Phase 1: Umgang mit den bereits in der EU befindlichen Asylsuchenden
Die erste Phase konzentriert sich auf die Menschen, die bereits auf europäischem Boden angekommen sind. Es stellt sich die Frage, wie mit diesen Personen umgegangen werden sollte, um einerseits Kosten zu sparen und andererseits die Integration zu fördern.

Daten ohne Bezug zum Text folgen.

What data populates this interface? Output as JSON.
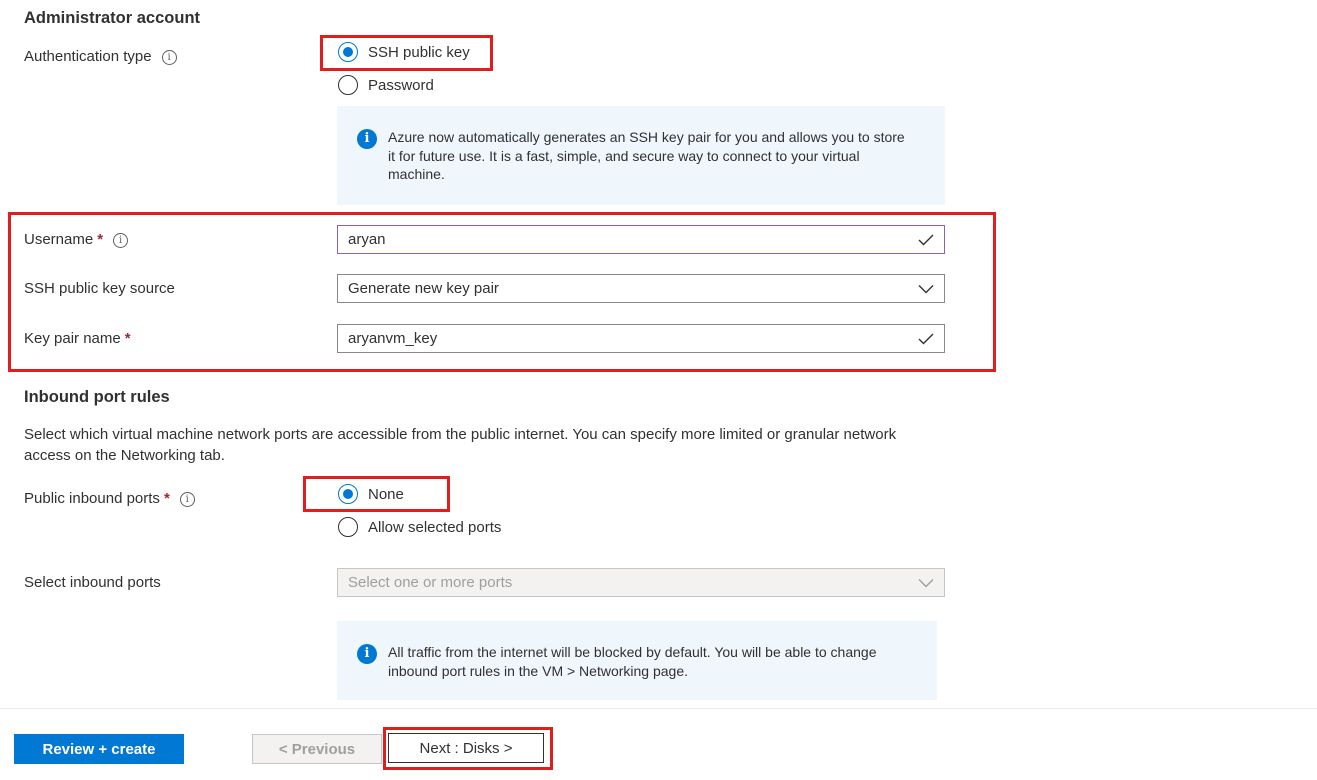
{
  "admin": {
    "heading": "Administrator account",
    "auth_label": "Authentication type",
    "auth_options": [
      "SSH public key",
      "Password"
    ],
    "auth_selected": "SSH public key",
    "ssh_info": "Azure now automatically generates an SSH key pair for you and allows you to store it for future use. It is a fast, simple, and secure way to connect to your virtual machine.",
    "username_label": "Username",
    "username_value": "aryan",
    "ssh_source_label": "SSH public key source",
    "ssh_source_value": "Generate new key pair",
    "keypair_label": "Key pair name",
    "keypair_value": "aryanvm_key",
    "required_mark": "*"
  },
  "inbound": {
    "heading": "Inbound port rules",
    "description": "Select which virtual machine network ports are accessible from the public internet. You can specify more limited or granular network access on the Networking tab.",
    "public_ports_label": "Public inbound ports",
    "port_options": [
      "None",
      "Allow selected ports"
    ],
    "port_selected": "None",
    "select_ports_label": "Select inbound ports",
    "select_ports_placeholder": "Select one or more ports",
    "traffic_info": "All traffic from the internet will be blocked by default. You will be able to change inbound port rules in the VM > Networking page."
  },
  "footer": {
    "review_create": "Review + create",
    "previous": "< Previous",
    "next": "Next : Disks >"
  },
  "icons": {
    "info_glyph": "i",
    "info": "info-icon",
    "check": "checkmark-icon",
    "chevron": "chevron-down-icon"
  },
  "colors": {
    "accent": "#0078d4",
    "highlight": "#e01e1e",
    "required": "#a4262c",
    "info_background": "#eff6fc"
  }
}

Reduktion der Sozialleistungen
Vorschlag: Die gesamten Sozialleistungen (Bürgergeld, Kindergeld, Wohngeld) für Geflüchtete sollten auf maximal 50 Prozent reduziert werden, verglichen mit dem, was eine Person oder Familie bei einer 40-Stunden-Woche und Mindestlohn netto erwirtschaften könnte.
- Pro: Die Kostenersparnis für den Staat könnte erheblich sein, was andere soziale Projekte finanzieren könnte.
- Contra: Die Reduktion der Leistungen könnte die Lebensqualität der Asylsuchenden erheblich mindern und zu sozialer Marginalisierung führen.